Komnas HAM Tetapkan Aktivis KontraS Andrie Yunus Sebagai Pembela HAM
Liputan6.com, Jakarta - Komisi Nasional Hak Asasi Manusia (Komnas HAM) secara resmi telah menetapkan Wakil Koordinator Komisi untuk Orang Hilang dan Korban Kekerasan (KontraS), Andrie Yunus, sebagai pembela HAM. Penetapan ini dilakukan menyusul insiden penyiraman zat kimia asam kuat yang dialaminya pada 12 Maret 2026 lalu.
Surat Keterangan dan Manfaatnya
Komisioner Mediasi Komnas HAM, Pramono Ubaid Tanthowi, mengonfirmasi bahwa surat keterangan sebagai pembela HAM telah dikeluarkan sebelum Lebaran. "Oh kalau itu sudah, sebelum lebaran waktu itu, bahwa saudara AY sudah kita keluarkan surat keterangan sebagai pembela HAM," ujarnya di Rumah Sakit Cipto Mangunkusumo (RSCM), Kamis (26/3/2026).
Sementara itu, Komisioner Pemantauan dan Penyidikan Komnas HAM, Saurlin P. Siagian, menekankan bahwa status ini membawa banyak kegunaan penting. "Itu banyak kegunaannya, termasuk untuk mengakses perlindungan dari LPSK dan beberapa hal yang lain, bahkan sampai nanti misalnya kalau misalnya sampai proses ke peradilan misalnya, itu juga ada kegunaannya bagi saudara AY," jelasnya. Manfaat tersebut mencakup perlindungan hukum dan dukungan dalam proses peradilan.
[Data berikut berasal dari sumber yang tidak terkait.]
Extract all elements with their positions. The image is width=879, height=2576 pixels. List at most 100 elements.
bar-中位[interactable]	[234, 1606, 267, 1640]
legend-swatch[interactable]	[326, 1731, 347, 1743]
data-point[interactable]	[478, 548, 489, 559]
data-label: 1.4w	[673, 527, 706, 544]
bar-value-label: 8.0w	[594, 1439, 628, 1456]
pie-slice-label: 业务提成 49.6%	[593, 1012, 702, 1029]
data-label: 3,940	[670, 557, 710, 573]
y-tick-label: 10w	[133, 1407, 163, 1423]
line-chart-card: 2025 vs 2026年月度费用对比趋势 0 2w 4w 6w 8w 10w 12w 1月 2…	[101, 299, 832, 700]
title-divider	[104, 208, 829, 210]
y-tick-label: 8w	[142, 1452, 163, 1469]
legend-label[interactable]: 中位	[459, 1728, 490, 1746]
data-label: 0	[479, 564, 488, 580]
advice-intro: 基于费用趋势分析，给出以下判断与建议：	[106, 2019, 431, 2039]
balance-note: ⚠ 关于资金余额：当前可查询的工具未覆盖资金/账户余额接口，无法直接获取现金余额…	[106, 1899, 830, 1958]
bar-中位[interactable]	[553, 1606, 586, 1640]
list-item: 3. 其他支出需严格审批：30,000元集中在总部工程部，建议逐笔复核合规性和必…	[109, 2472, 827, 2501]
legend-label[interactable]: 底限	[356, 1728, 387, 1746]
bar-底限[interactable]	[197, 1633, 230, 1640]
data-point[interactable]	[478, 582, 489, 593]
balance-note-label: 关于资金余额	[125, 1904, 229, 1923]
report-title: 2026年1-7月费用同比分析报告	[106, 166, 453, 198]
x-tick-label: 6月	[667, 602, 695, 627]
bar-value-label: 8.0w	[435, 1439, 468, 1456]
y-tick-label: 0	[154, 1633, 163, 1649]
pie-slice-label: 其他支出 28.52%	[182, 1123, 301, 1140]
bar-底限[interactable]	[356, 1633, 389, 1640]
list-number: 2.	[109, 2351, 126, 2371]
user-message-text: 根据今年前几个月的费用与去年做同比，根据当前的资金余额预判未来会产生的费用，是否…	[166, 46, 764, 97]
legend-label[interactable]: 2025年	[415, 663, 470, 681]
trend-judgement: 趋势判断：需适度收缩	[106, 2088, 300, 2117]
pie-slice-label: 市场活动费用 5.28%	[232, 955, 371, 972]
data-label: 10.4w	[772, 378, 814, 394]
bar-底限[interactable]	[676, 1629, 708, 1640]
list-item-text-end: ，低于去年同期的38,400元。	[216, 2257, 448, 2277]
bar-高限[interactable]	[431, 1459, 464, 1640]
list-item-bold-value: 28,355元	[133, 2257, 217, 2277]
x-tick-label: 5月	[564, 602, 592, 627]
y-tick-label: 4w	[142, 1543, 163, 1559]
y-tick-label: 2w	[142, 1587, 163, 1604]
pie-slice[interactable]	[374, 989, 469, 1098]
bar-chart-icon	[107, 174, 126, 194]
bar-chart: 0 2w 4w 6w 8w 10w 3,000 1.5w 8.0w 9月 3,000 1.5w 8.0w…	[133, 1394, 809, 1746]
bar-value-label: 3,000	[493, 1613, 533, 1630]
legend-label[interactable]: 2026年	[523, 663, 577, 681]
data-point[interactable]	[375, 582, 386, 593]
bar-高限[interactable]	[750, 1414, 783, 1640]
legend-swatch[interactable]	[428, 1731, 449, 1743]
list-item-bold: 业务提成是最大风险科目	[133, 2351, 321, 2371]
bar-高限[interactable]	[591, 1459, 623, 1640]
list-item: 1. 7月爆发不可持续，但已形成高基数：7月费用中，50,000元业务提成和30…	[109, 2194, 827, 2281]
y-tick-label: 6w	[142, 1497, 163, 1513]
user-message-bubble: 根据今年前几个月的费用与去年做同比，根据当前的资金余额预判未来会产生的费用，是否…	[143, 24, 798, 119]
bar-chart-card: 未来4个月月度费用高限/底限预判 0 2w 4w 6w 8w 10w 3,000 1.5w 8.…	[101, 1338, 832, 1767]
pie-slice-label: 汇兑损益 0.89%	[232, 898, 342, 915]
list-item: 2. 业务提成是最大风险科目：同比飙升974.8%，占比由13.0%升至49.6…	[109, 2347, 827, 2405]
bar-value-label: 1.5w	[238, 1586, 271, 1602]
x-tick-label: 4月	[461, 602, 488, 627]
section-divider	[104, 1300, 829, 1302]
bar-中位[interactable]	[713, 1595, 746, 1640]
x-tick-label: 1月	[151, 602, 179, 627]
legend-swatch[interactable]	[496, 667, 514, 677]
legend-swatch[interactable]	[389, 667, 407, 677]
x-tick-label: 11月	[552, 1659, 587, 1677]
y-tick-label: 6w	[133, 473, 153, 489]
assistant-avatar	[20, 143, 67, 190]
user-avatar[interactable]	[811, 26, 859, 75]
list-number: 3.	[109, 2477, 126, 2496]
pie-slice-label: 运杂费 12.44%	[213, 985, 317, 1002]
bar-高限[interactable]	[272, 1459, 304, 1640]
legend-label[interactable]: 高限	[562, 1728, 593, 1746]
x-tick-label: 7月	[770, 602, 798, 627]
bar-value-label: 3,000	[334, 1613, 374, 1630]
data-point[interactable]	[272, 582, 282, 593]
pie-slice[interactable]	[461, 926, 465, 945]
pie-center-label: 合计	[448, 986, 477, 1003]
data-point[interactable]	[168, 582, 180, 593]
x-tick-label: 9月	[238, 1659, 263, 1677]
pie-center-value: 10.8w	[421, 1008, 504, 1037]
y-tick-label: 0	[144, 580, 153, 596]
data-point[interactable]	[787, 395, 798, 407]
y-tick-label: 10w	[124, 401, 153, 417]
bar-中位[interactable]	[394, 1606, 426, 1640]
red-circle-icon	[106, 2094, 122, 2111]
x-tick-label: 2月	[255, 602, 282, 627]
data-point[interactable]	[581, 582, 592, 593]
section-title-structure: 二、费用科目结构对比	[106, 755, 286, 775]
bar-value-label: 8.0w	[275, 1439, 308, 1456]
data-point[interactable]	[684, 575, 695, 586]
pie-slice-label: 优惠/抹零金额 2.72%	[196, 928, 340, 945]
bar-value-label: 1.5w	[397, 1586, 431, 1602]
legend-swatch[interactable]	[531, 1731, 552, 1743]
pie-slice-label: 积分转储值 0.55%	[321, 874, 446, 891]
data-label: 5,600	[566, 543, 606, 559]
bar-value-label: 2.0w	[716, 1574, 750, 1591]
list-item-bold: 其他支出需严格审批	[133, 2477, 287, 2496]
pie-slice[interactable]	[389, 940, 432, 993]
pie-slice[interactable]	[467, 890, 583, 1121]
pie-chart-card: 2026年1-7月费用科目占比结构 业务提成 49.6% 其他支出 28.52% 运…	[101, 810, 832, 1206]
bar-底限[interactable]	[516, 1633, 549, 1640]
Kunjungan Komnas HAM ke RSCM
Sebagai bagian dari investigasi, tiga komisioner Komnas HAM mengunjungi RSCM untuk mendapatkan informasi mendalam mengenai kondisi Andrie Yunus. Ketua Komnas HAM, Anis Hidayah, menyatakan bahwa kunjungan ini bertujuan mengumpulkan data dampak medis dan psikologis dari korban. "Informasinya sangat mendalam sesuai dengan yang dibutuhkan oleh Komnas HAM terkait dampak medis dan juga dampak psikologis akibat peristiwa penyiraman air keras yang diberikan kepada saudara AY," katanya.
Ia menambahkan, data ini sangat krusial untuk analisis lebih lanjut. "Ini sangat penting untuk bahan analisis kami ke depan untuk kemudian nantinya menyusun satu rekomendasi terkait dengan kasus ini," tandas Anis Hidayah.
Kondisi Medis dan Operasi Lanjutan
Andrie Yunus telah menjalani serangkaian operasi terpadu pasca serangan asam kuat. Menurut siaran pers Humas RSCM, tim medis menemukan kondisi iskemia atau kekurangan aliran darah pada area bawah sklera mata kanan sekitar 40%, yang menyebabkan penipisan jaringan di sekitarnya. Berdasarkan evaluasi tersebut, dilakukan tindakan lanjutan untuk menjaga kondisi jaringan dan mendukung penyembuhan.
Dalam operasi, tim medis melakukan:
- Pemindahan jaringan dari bagian dalam mata untuk menutup area terbuka.
- Penempelan membran amnion serta pemasangan kembali lensa pelindung mata.
- Penempelan membran amnion tambahan dan penjahitan sementara kelopak mata kanan akibat penipisan jaringan kornea.
Dari sisi bedah plastik, tindakan meliputi pembuangan jaringan mati (debridement) serta cangkok kulit pada area mata, dada, dan pundak korban. "Fokus utama penanganan adalah mempertahankan integritas bola mata kanan serta mengendalikan proses inflamasi agar tidak berkembang lebih lanjut," jelas pernyataan RSCM.
Penetapan Andrie Yunus sebagai pembela HAM oleh Komnas HAM menegaskan komitmen dalam melindungi aktivis hak asasi manusia di Indonesia, terutama dalam kasus-kasus kekerasan seperti ini.